En parallèle, j’avais trouvé des marginales avec qui rester. Des gens qui soit se moquaient de mon âge, soit étaient dans le même cas que moi. ?On n’était jamais dans la même classe, mais j’arrivais un peu à me constituer un cercle qui justifiait ma venue au collège tous les jours. Ça faisait poudre aux yeux : à partir de ma quatrième, dans ma tête, ça a commencé à aller de moins en moins bien.
Depuis le CE1, je ne vivais pas forcément bien mon statut de vilain petit canard. Plus le temps passait et plus, même avec des marginales à mes côtés, j’avais l’impression que le gouffre grandissait.

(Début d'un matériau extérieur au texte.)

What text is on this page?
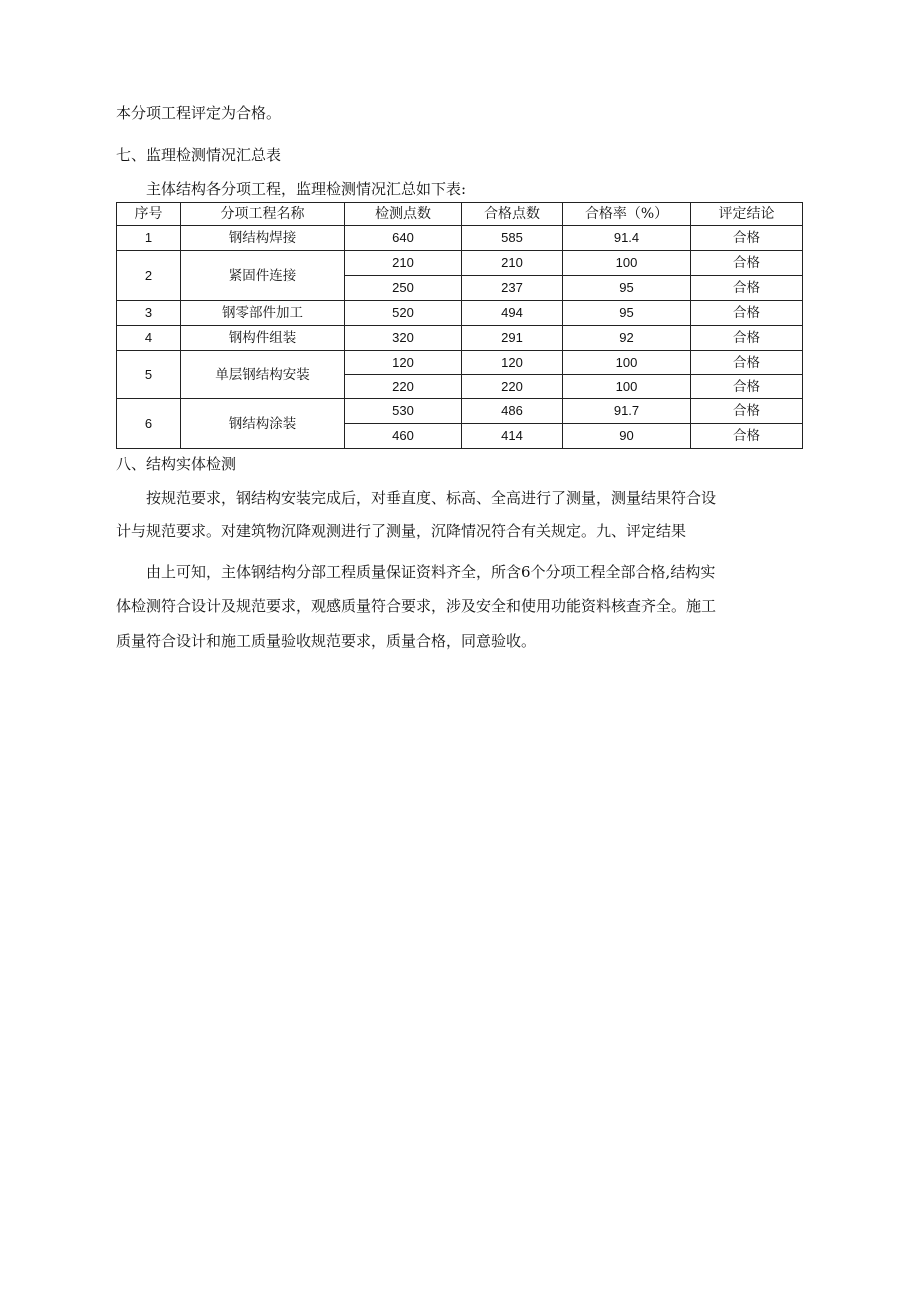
本分项工程评定为合格。
七、监理检测情况汇总表
主体结构各分项工程，监理检测情况汇总如下表:
序号	分项工程名称	检测点数	合格点数	合格率（%）	评定结论
1	钢结构焊接	640	585	91.4	合格
2	紧固件连接	210	210	100	合格
		250	237	95	合格
3	钢零部件加工	520	494	95	合格
4	钢构件组装	320	291	92	合格
5	单层钢结构安装	120	120	100	合格
		220	220	100	合格
6	钢结构涂装	530	486	91.7	合格
		460	414	90	合格
八、结构实体检测
按规范要求，钢结构安装完成后，对垂直度、标高、全高进行了测量，测量结果符合设
计与规范要求。对建筑物沉降观测进行了测量，沉降情况符合有关规定。九、评定结果
由上可知，主体钢结构分部工程质量保证资料齐全，所含6个分项工程全部合格,结构实
体检测符合设计及规范要求，观感质量符合要求，涉及安全和使用功能资料核查齐全。施工
质量符合设计和施工质量验收规范要求，质量合格，同意验收。
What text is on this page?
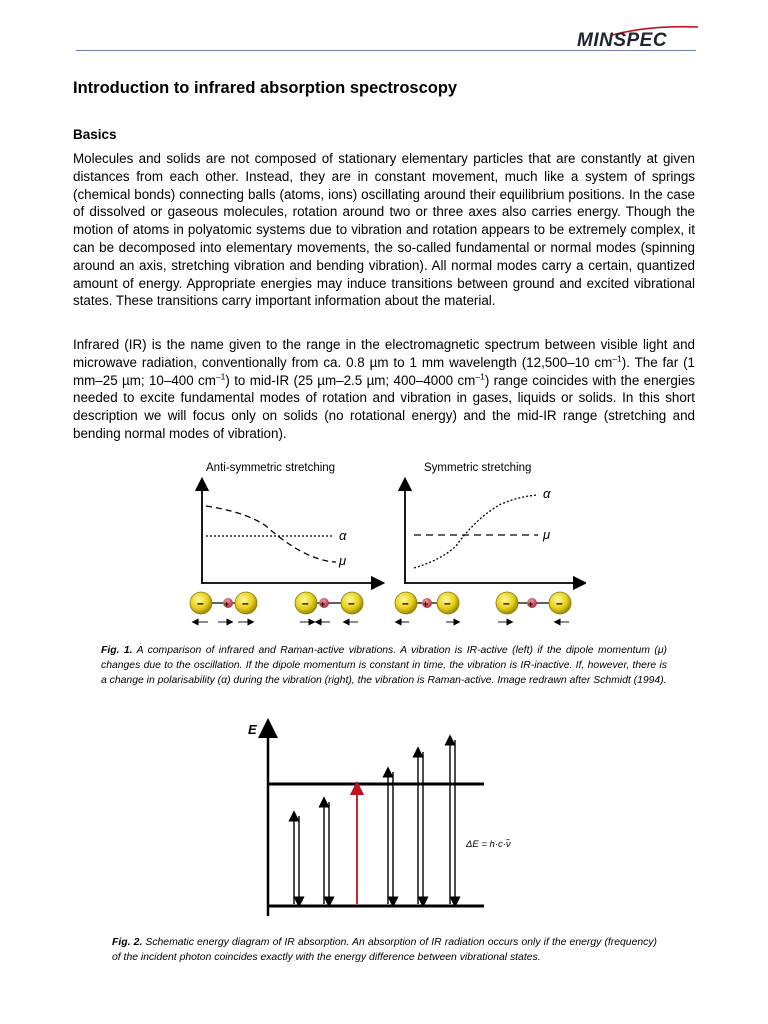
MINSPEC
Introduction to infrared absorption spectroscopy
Basics

Molecules and solids are not composed of stationary elementary particles that are constantly at given distances from each other. Instead, they are in constant movement, much like a system of springs (chemical bonds) connecting balls (atoms, ions) oscillating around their equilibrium positions. In the case of dissolved or gaseous molecules, rotation around two or three axes also carries energy. Though the motion of atoms in polyatomic systems due to vibration and rotation appears to be extremely complex, it can be decomposed into elementary movements, the so-called fundamental or normal modes (spinning around an axis, stretching vibration and bending vibration). All normal modes carry a certain, quantized amount of energy. Appropriate energies may induce transitions between ground and excited vibrational states. These transitions carry important information about the material.

Infrared (IR) is the name given to the range in the electromagnetic spectrum between visible light and microwave radiation, conventionally from ca. 0.8 µm to 1 mm wavelength (12,500–10 $cm^{-1}$). The far (1 mm–25 µm; 10–400 $cm^{-1}$) to mid-IR (25 µm–2.5 µm; 400–4000 $cm^{-1}$) range coincides with the energies needed to excite fundamental modes of rotation and vibration in gases, liquids or solids. In this short description we will focus only on solids (no rotational energy) and the mid-IR range (stretching and bending normal modes of vibration).

Anti-symmetric stretching
α
μ
Symmetric stretching
α
μ
–	–
+	–	–
+	–	–
+	–	–
+

Fig. 1. A comparison of infrared and Raman-active vibrations. A vibration is IR-active (left) if the dipole momentum (μ) changes due to the oscillation. If the dipole momentum is constant in time, the vibration is IR-inactive. If, however, there is a change in polarisability (α) during the vibration (right), the vibration is Raman-active. Image redrawn after Schmidt (1994).

E
ΔE = h·c·ν̃

Fig. 2. Schematic energy diagram of IR absorption. An absorption of IR radiation occurs only if the energy (frequency) of the incident photon coincides exactly with the energy difference between vibrational states.
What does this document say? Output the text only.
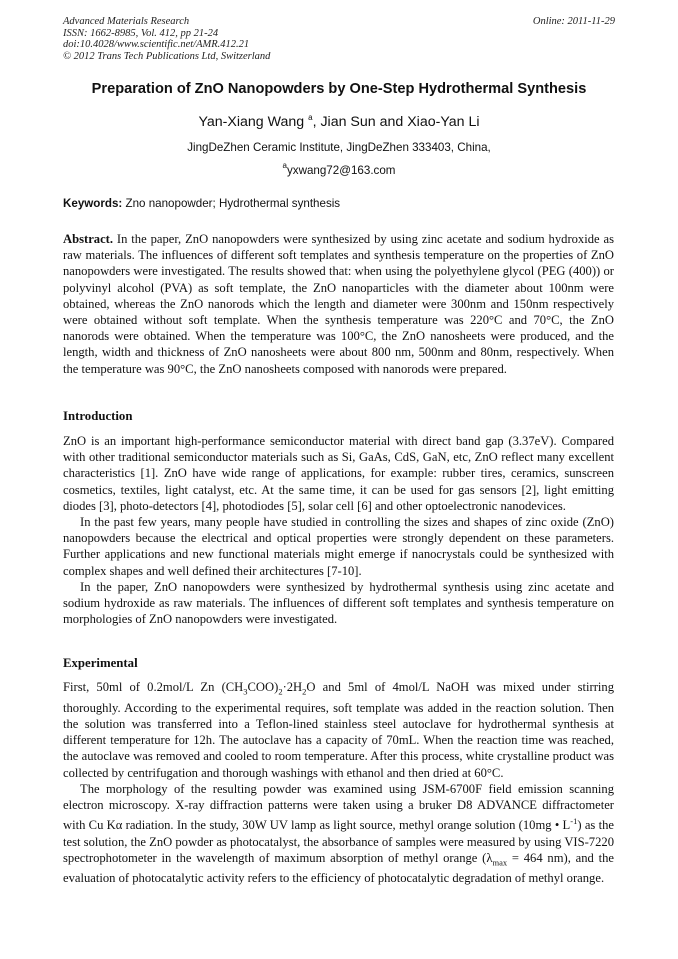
Advanced Materials Research
ISSN: 1662-8985, Vol. 412, pp 21-24
doi:10.4028/www.scientific.net/AMR.412.21
© 2012 Trans Tech Publications Ltd, Switzerland
Online: 2011-11-29
Preparation of ZnO Nanopowders by One-Step Hydrothermal Synthesis
Yan-Xiang Wang $^a$, Jian Sun and Xiao-Yan Li
JingDeZhen Ceramic Institute, JingDeZhen 333403, China,
$^a$yxwang72@163.com
Keywords: Zno nanopowder; Hydrothermal synthesis

Abstract. In the paper, ZnO nanopowders were synthesized by using zinc acetate and sodium hydroxide as raw materials. The influences of different soft templates and synthesis temperature on the properties of ZnO nanopowders were investigated. The results showed that: when using the polyethylene glycol (PEG (400)) or polyvinyl alcohol (PVA) as soft template, the ZnO nanoparticles with the diameter about 100nm were obtained, whereas the ZnO nanorods which the length and diameter were 300nm and 150nm respectively were obtained without soft template. When the synthesis temperature was 220°C and 70°C, the ZnO nanorods were obtained. When the temperature was 100°C, the ZnO nanosheets were produced, and the length, width and thickness of ZnO nanosheets were about 800 nm, 500nm and 80nm, respectively. When the temperature was 90°C, the ZnO nanosheets composed with nanorods were prepared.

Introduction

ZnO is an important high-performance semiconductor material with direct band gap (3.37eV). Compared with other traditional semiconductor materials such as Si, GaAs, CdS, GaN, etc, ZnO reflect many excellent characteristics [1]. ZnO have wide range of applications, for example: rubber tires, ceramics, sunscreen cosmetics, textiles, light catalyst, etc. At the same time, it can be used for gas sensors [2], light emitting diodes [3], photo-detectors [4], photodiodes [5], solar cell [6] and other optoelectronic nanodevices.

In the past few years, many people have studied in controlling the sizes and shapes of zinc oxide (ZnO) nanopowders because the electrical and optical properties were strongly dependent on these parameters. Further applications and new functional materials might emerge if nanocrystals could be synthesized with complex shapes and well defined their architectures [7-10].

In the paper, ZnO nanopowders were synthesized by hydrothermal synthesis using zinc acetate and sodium hydroxide as raw materials. The influences of different soft templates and synthesis temperature on morphologies of ZnO nanopowders were investigated.

Experimental

First, 50ml of 0.2mol/L Zn $(CH_3COO)_2\cdot 2H_2O$ and 5ml of 4mol/L NaOH was mixed under stirring thoroughly. According to the experimental requires, soft template was added in the reaction solution. Then the solution was transferred into a Teflon-lined stainless steel autoclave for hydrothermal synthesis at different temperature for 12h. The autoclave has a capacity of 70mL. When the reaction time was reached, the autoclave was removed and cooled to room temperature. After this process, white crystalline product was collected by centrifugation and thorough washings with ethanol and then dried at 60°C.

The morphology of the resulting powder was examined using JSM-6700F field emission scanning electron microscopy. X-ray diffraction patterns were taken using a bruker D8 ADVANCE diffractometer with Cu Kα radiation. In the study, 30W UV lamp as light source, methyl orange solution (10mg • $L^{-1}$) as the test solution, the ZnO powder as photocatalyst, the absorbance of samples were measured by using VIS-7220 spectrophotometer in the wavelength of maximum absorption of methyl orange ($\lambda_{max} = 464$ nm), and the evaluation of photocatalytic activity refers to the efficiency of photocatalytic degradation of methyl orange.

Et puis le lycée. Contrairement au collège, au lycée, rien ne m’intéressait. A posteriori, j’ai l’impression de n’avoir pratiquement rien appris au lycée. Des redites de ce que je savais déjà, ou des notions que je ne pouvais pas saisir à cette époque.

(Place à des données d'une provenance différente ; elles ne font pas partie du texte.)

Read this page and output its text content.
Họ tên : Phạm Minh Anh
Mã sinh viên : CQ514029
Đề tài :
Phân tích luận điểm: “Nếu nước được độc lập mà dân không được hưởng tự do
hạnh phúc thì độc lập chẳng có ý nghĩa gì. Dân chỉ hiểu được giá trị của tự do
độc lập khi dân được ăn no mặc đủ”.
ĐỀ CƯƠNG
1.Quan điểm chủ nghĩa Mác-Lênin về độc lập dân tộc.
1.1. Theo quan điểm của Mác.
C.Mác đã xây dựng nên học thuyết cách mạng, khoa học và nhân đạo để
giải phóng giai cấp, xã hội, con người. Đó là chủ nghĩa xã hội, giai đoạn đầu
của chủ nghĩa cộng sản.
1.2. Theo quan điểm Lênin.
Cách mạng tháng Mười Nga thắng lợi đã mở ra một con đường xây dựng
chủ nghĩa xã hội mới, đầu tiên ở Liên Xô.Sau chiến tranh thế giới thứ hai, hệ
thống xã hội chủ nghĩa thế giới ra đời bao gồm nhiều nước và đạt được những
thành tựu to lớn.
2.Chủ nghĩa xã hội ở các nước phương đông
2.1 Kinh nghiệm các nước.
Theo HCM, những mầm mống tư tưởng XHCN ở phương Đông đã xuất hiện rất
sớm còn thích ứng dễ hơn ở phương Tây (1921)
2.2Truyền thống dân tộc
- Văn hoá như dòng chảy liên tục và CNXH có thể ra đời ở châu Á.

Ce que je ferais plus tard ? Je ne savais plus du tout. Alors, dans le doute, je mettais « veuve d’un homme riche » sur ma fiche de rentrée, pendant que mes amies mettaient « rock star »? ou « aller acheter du pain ».
On ne demande pas à un adolescent comment il se voit dans vingt ans.
Le mal-être a explosé à cette période. Mon groupe d’amies soudé (dans lequel, pour une fois, pour la première fois, je me sentais vraiment « moi-même », à ma place) a violemment éclaté sans que je n’y comprenne rien : je l’avais senti venir, mais ça n’avait rendu les choses que pires. Je ne m’y étais pas préparée pour autant. Ma dépendance affective était déjà bien ancrée à l’époque.
Alors je n’ai plus eu d’intérêt en rien : les cours étaient mortels, socialement c’était le vide complet, j’avais du mal à comprendre pourquoi j’y allais encore.
« Parce qu’après ce sera fini. »
Mais après, quoi ? La question était là, persistante.
« Quand je serai grande, je serai bibliothécaire. »
« Quand je serai grande, je serai traductrice. »
« Quand je serai grande, je serai écrivain. »
Bon. J’aimais les lettres et les langues encore plus que les maths et la physique : il était logique que j’aille en L (spé maths). Et pour la suite, il semblait logique que je continue dans la branche.
Double licence anglais chinois. Je me rappelle la fierté de ma prof de chinois de lycée quand je lui ai annoncé mon choix d’études. Et ma fierté de l’avoir rendue fière. Je me demande ce qu’elle penserait maintenant. Je me demande ce qu’ils penseraient tous, ces profs qui avaient passe leur temps à me dire qu’ils ne « s’en faisaient pas pour moi ».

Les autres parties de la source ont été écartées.